Gaining Weight For No Apparent Reason? This Is The Cause:

You most likely know people, who blame hormones, genetic predisposition and bad environment in their exorbitant weight. Or have you been one of them? In reality, this is because often its about our dietary choices, not enough exercises and unhealthy habits. So, if you are drinking alcoholic beverages cocktails every day and “visit” your fridge through the night and sit at the office the whole day long, genes and hormones have nothing to do with your overweight-problem.

However specialists say that in some cases increased appetite, food cravings, fluid retention and other things that cause weight gain, can be a sign of chemical imbalance in the body.

Hormones play very crucial role in regulating your appetite, metabolic rate, mood and physical activity. If something goes wrong in their production and functioning, you may notice unpretty fat folds in the mirror and unwanted number on the weights.

Here are ten hormones, which may be responsible for your unintentional weight gain:

#1. Estrogen – this female sex hormone can perhaps not only get a handle on your menstrual cycle, but in addition change your appearance, mental performance and sleep. Lack of this hormone is related to nervousness, mood swings, hot flashes and accumulation of fat around the waistline.

#2. Thyroid hormone – thyroid gland normally secretes thyroxine and triiodothyronine to maintain optimal body temperature, metabolic process, brain health and digestion. If this little gland becomes underactive, numerous processes get disrupted that results in weight gain, mental sluggishness, cold intolerance and constipation.

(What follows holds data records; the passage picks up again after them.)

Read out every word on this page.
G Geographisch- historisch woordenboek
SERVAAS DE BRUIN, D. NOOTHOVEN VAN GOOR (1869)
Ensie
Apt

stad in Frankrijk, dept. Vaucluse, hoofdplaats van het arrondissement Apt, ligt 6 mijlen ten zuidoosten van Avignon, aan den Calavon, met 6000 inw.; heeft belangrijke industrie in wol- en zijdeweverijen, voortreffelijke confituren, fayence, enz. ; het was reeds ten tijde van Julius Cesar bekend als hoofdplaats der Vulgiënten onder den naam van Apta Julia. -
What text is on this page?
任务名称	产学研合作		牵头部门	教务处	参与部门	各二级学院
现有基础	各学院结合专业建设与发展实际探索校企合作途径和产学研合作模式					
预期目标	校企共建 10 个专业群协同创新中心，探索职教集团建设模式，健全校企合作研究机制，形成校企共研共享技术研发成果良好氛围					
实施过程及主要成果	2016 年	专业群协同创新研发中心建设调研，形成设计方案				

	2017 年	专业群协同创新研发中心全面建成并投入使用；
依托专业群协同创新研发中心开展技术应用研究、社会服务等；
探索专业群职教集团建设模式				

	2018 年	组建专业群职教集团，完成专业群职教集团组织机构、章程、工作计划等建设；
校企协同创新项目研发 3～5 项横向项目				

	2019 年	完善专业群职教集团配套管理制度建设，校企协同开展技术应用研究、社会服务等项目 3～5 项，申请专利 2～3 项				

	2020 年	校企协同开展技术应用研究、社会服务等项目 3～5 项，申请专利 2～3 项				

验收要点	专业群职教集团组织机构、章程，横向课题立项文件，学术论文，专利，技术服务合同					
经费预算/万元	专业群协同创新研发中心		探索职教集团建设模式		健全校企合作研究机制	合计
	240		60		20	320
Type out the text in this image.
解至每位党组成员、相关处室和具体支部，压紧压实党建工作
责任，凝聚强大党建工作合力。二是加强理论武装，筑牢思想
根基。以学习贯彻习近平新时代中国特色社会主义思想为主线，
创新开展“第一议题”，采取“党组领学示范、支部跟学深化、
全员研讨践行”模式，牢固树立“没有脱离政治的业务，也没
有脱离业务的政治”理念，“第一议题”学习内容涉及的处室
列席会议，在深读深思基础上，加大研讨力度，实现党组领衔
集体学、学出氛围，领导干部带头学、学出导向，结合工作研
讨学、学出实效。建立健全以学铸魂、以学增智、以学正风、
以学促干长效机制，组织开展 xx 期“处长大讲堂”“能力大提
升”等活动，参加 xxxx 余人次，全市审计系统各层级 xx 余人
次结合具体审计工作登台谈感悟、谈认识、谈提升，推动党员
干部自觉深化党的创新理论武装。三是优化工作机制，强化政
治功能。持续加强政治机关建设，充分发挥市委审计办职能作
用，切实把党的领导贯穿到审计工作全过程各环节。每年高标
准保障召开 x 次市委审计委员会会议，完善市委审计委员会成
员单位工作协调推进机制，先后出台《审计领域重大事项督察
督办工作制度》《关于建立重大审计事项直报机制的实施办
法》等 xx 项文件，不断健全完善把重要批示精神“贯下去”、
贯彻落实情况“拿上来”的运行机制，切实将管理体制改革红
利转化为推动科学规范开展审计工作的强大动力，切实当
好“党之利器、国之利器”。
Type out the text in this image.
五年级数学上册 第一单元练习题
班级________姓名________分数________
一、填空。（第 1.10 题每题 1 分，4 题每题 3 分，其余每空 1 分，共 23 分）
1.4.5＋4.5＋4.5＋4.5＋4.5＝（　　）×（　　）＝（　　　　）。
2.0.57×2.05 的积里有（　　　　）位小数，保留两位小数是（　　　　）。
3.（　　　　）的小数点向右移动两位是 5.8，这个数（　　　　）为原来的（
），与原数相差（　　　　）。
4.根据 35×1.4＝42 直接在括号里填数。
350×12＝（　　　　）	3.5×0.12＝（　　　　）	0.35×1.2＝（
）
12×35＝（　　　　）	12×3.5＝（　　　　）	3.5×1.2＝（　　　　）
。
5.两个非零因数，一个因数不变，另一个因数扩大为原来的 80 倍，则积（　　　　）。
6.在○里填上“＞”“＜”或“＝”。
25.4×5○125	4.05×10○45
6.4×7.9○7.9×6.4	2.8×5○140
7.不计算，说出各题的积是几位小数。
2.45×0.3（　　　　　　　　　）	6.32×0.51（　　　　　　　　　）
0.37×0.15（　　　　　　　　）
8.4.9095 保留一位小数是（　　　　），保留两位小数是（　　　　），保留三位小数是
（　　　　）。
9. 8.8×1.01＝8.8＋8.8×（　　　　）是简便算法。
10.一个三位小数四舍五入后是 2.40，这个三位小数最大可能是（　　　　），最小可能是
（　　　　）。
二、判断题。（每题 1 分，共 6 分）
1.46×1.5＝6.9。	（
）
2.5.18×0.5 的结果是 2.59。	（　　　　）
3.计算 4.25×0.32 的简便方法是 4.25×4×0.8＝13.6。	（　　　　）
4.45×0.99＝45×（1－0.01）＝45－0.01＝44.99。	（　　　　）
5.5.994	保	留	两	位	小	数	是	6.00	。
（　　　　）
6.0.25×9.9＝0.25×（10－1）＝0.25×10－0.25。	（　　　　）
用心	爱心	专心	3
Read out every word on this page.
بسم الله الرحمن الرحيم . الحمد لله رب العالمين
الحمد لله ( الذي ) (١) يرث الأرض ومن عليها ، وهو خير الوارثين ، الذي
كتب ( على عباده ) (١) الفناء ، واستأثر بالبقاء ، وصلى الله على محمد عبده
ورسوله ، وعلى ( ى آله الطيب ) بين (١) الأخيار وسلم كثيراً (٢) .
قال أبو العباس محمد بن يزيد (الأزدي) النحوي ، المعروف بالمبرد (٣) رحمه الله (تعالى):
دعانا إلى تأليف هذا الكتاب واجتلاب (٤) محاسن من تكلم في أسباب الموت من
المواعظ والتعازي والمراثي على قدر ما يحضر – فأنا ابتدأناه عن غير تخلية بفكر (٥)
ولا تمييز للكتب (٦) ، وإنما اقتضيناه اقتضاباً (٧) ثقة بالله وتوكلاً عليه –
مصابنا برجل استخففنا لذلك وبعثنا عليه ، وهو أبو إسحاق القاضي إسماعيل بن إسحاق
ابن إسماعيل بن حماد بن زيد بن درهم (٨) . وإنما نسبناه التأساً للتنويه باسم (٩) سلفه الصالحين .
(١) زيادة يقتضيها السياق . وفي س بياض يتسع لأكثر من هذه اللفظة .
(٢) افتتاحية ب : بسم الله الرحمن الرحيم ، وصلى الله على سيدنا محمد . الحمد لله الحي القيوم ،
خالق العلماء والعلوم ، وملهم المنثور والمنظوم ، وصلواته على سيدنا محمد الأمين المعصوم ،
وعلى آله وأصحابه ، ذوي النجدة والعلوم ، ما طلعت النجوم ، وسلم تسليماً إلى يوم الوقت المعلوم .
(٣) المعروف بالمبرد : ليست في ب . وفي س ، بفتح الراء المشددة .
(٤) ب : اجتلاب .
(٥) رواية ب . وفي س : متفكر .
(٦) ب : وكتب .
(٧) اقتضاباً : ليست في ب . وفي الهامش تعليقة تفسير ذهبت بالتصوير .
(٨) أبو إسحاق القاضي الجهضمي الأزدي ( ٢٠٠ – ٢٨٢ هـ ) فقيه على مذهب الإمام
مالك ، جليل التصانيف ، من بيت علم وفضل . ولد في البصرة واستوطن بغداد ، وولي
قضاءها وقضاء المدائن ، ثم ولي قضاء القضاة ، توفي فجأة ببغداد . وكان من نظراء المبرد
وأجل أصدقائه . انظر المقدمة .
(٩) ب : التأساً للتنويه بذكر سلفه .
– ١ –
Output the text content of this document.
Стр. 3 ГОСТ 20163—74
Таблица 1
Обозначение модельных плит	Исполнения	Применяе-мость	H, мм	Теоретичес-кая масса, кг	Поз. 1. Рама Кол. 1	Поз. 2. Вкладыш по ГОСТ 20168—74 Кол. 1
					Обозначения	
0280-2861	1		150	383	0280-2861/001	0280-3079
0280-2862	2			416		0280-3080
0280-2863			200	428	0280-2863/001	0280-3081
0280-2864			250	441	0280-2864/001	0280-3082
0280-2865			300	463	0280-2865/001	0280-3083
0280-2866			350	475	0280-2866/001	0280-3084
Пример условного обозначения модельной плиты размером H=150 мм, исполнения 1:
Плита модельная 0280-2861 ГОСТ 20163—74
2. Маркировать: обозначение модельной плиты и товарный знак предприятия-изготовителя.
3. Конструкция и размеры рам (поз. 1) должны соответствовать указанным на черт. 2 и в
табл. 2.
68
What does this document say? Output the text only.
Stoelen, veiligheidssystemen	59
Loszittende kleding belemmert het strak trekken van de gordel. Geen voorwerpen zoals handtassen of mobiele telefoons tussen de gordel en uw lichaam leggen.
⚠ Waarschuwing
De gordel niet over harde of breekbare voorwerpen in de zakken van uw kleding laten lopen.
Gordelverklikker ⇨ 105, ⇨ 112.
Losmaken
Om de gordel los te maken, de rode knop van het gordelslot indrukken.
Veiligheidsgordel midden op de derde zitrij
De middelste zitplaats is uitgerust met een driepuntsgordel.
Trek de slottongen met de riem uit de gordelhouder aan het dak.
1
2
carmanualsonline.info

#3. Cortisol – when you’re stressed, your adrenal glands start to produce this hormone in order to help the human body activate defensive mechanisms and cope with negative emotions. But long-lasting influence of negative emotions, which keeps cortisol levels slightly elevated, may result in increased appetite and being hungry.

#4. Insulin – when you have a meal, sugar from food is absorbed in to your blood very quickly. Raise of blood glucose levels signals your pancreas that it’s time for you to release hormone insulin, which is designed to move sugar from bloodstream in to the cells. They use this glucose as energy fuel to work properly. Eating processed and high-sugar foods regularly can make cells resistant to insulin. Therefore, this hormone can’t deliver glucose from food to the cells. The pancreas tries to over come cells’ insensitivity, producing more and more insulin. Higher insulin levels were found to have a close link with obesity.

#5. Testosterone – it’s normal for woman’s body to produce small amounts of male reproductive hormones. Sometimes problems may possibly occur, ultimately causing extortionate production of testosterone. Women, whose ovaries produce an excessive amount of male hormones, usually have polycystic ovaries, deep voice, hirsutism, insulin resistance and exorbitant weight.

#6. Leptin – after a good meal, when you’re full, your fat cells generate hormone leptin to say mental performance that it’s time indeed to stop eating. But this mechanism doesn’t work in people, who carry extra pounds. Their cells become insensitive to influence of leptin. This commonly leads to overeating and weight gain.

#7. Ghrelin – this really is another appetite-regulating hormone. When your stomach is empty, levels of ghrelin raise up, causing you to feel hungry. Eating some foods normally reduces production of ghrelin. Researches found that in over weight individuals ghrelin production stays high, despite having a large percentage of meal.

#8. Neuropeptide Y – stress may cause significant chemical imbalance in our human anatomy. For example, it can trigger extortionate production of neuropeptide Y, which increases appetite and cravings for candies.

#9. Melatonin – sleeping well is amongst the most important weight-loss guidelines. During sleep, your body secretes melatonin and human growth hormone, which help restore the body, heal it and improve metabolic rate. Inadequate sleep (less than seven hours per night) disrupts circadian rhythms and impairs melatonin generation. This causes low-grade inflammation which is a great risk factor for obesity.

Try it now to see the best version of yourself as quickly as possible.

#10. Serotonin – well, serotonin is just a neurotransmitter, not a hormone. It is responsible for delivering signals to brain cells and regulating your mood, sleep, appetite and tolerance to pain. If you’re depressed or have vitamin deficiency, serotonin levels drop down that leads to insomnia, food cravings, moodiness and chronic pain.